The picturesque Rue Mercière in the Presqu’île area of the city has a canopied collection of fine restaurants where you can dine al fresco on some authentic French cooking into the evening.
If you want to push the boat out then Lyon has 20 Michelin-star restaurants to choose from, including the La Mère Brazier.
But if you prefer to keep things simple, you can’t go wrong with buying a fresh baguette, some cheese and ham to go with it and sitting on the steps at the side of the Rhône in the sun.
GO: Lyon, France
Train it from London St Pancras to Lyon via Paris or Lille with prices from £170 return.

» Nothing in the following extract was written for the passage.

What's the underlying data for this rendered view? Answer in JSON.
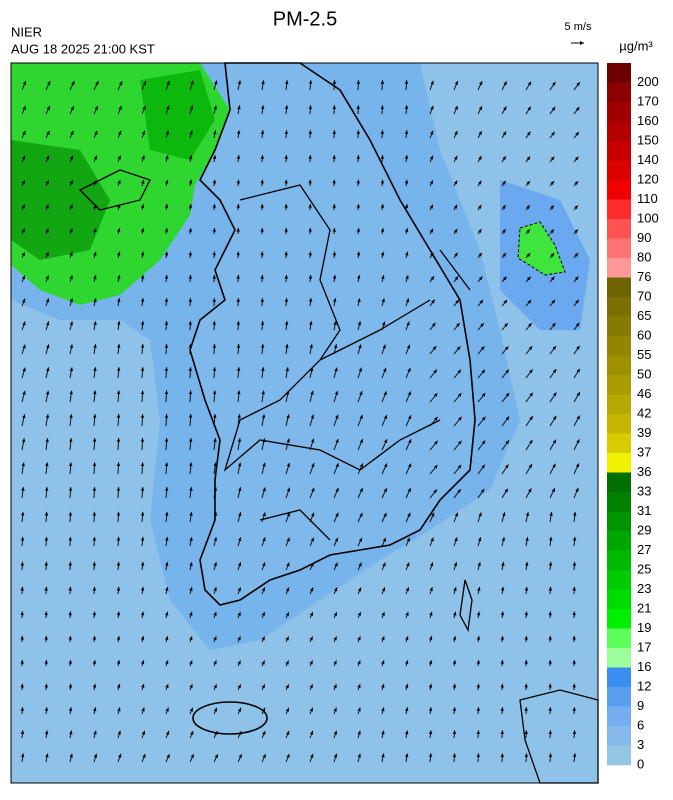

Or fly with easyJet from Luton with fares from £70 return.
Rooms at the Mercure Lyon Centre Plaza Republique from £82per night.
I FANCY A DRINK: Stylish bars spill out onto the cobbled streets of Vieux Lyon, so order a glass of local Beaujolais and watch the world go by.
Les Berthom is a cracking little pub for enjoying the weather outside with a few beers, while the Venetian-inspired Bar Le Florian has a wide range of tempting cocktails to choose from.
Fancy a more unique experience? Le Sirius is a permanently moored boat bar on the Rhône that’s a great party spot at weekends with a buzzing atmosphere.
WHERE SHOULD I STAY? For good-value accommodation right in the heart of the city, the 4H Mercure Plaza Republique ticks all the boxes. Rooms are compact but feature all the necessary facilities including complimentary water and wifi.
Downstairs, the small bar and terrace are good for refuelling after a long day discovering the city.
And with so many amazing places within walking distance including the old town’s many restaurants and the pedestrianised Carre d’Or shopping district, it’s an ideal base.